Pérez-Noyola, Francisco Javier, Flores, Joel, Yáñez-Espinosa, Laura, Bautista-Redonda, Francisco Elihú, Badano, Ernesto I.
Journal of arid environments 2020 v.179 pp. 104177
Prosopis laevigata, Tillandsia recurvata, ecosystems, epiphytes, extinction, global warming, heat tolerance, leaf length, models, seedling growth, seedlings, temperature, Mexico
Global warming may increase the danger of local extinction for plant species with low tolerance to high temperatures.

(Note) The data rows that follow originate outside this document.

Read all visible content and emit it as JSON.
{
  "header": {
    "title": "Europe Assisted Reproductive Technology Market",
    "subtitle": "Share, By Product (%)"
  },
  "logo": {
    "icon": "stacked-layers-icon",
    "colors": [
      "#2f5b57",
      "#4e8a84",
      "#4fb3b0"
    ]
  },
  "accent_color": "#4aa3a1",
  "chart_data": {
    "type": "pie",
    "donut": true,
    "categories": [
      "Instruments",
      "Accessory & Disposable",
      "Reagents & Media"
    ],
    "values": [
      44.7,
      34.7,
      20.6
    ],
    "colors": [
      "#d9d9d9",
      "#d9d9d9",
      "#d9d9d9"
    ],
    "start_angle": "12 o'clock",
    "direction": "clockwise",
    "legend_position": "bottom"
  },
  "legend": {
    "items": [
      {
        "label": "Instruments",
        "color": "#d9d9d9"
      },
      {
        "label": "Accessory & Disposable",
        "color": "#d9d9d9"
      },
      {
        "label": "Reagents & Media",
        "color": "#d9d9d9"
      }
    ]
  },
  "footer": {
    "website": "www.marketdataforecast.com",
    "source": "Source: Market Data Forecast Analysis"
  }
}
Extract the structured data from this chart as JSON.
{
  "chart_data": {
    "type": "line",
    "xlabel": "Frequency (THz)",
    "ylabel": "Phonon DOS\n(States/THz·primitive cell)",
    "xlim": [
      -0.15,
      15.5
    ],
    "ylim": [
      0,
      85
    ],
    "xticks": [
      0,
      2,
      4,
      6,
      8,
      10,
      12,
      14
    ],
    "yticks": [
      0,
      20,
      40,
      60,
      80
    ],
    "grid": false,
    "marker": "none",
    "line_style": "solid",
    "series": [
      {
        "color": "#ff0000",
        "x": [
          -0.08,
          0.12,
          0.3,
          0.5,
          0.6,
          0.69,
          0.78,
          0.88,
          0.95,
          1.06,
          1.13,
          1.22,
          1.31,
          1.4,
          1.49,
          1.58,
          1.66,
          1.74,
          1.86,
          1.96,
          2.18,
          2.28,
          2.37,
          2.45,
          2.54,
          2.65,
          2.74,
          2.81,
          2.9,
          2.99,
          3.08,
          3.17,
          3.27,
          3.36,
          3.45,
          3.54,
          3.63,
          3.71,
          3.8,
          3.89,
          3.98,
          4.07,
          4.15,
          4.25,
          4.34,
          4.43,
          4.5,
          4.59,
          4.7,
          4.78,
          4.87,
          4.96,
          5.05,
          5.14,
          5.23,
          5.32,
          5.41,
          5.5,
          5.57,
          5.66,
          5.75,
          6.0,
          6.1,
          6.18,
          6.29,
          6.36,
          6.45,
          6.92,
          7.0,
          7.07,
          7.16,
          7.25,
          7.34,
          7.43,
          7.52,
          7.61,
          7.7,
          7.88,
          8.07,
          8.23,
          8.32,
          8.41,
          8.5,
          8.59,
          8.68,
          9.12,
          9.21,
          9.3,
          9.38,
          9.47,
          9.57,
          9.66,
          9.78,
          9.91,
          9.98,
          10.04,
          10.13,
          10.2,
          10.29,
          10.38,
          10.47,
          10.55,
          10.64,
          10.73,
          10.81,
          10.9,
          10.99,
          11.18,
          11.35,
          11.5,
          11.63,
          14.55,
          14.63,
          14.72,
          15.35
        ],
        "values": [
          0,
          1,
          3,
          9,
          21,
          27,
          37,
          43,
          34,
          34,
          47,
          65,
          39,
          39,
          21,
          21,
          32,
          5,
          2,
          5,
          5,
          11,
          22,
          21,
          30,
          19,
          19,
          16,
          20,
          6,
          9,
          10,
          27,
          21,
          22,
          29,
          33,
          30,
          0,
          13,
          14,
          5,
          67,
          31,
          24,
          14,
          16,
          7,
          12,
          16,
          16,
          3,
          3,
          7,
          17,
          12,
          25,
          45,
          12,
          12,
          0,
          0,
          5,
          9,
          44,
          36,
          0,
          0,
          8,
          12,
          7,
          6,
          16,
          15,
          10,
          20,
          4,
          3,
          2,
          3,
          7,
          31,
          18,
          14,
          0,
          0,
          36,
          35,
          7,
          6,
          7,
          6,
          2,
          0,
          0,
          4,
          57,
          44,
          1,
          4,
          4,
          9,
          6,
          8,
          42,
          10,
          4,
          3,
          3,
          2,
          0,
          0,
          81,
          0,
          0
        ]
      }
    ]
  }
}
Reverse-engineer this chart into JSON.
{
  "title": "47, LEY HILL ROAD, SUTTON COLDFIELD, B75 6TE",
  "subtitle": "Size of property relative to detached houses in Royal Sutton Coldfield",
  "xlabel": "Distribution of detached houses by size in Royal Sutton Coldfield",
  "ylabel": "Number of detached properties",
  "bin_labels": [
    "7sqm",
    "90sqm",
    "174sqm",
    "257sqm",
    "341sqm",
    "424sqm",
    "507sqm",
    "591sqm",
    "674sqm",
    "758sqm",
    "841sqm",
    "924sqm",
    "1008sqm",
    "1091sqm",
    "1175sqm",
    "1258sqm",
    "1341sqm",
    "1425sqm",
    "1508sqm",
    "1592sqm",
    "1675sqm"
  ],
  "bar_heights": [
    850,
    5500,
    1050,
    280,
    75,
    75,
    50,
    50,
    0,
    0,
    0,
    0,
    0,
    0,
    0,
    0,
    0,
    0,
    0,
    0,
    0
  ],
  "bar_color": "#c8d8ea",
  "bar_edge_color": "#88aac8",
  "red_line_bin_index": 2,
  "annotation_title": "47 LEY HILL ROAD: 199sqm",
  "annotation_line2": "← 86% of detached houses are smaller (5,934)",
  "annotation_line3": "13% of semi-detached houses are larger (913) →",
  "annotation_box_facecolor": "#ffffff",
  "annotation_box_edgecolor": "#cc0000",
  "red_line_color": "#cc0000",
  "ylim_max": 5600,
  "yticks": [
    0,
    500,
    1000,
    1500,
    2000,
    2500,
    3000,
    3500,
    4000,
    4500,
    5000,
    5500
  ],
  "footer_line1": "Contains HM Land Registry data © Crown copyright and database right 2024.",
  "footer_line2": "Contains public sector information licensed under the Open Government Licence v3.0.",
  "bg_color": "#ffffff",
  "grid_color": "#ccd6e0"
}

Tillandsia recurvata is a bromeliad epiphyte native to semiarid ecosystems of America. In North-Central Mexico, Prosopis laevigata (mesquite) is the main phorophyte of T. recurvata. Climate change models indicate that temperature will rise between 1 and 2 °C by the end of 2030, and this could increase vulnerability of T. recurvata populations. This study aims to experimentally determine the effects of warming on the survival and growth of T. recurvata seedlings, introducing a new design of chambers to simulate warming for epiphytes in the field. Warming chambers were built with transparent acrylic sheets and installed on branches of mesquites on December 2016 and T. recurvata seedlings were sowed in and outside of them. Survival was assessed every 14 days until November 2018 and seedling length was measured at the beginning and at the end of the experiment. After two years, seedling survival was 4.16% within the warming chambers and 42.85% outside, leaf length growth was 0.004 mm/day within warming chambers and 0.009 mm/day in controls. In a potential warming scenario, T. recurvata populations could decrease because of low seedling growth and seedling survival.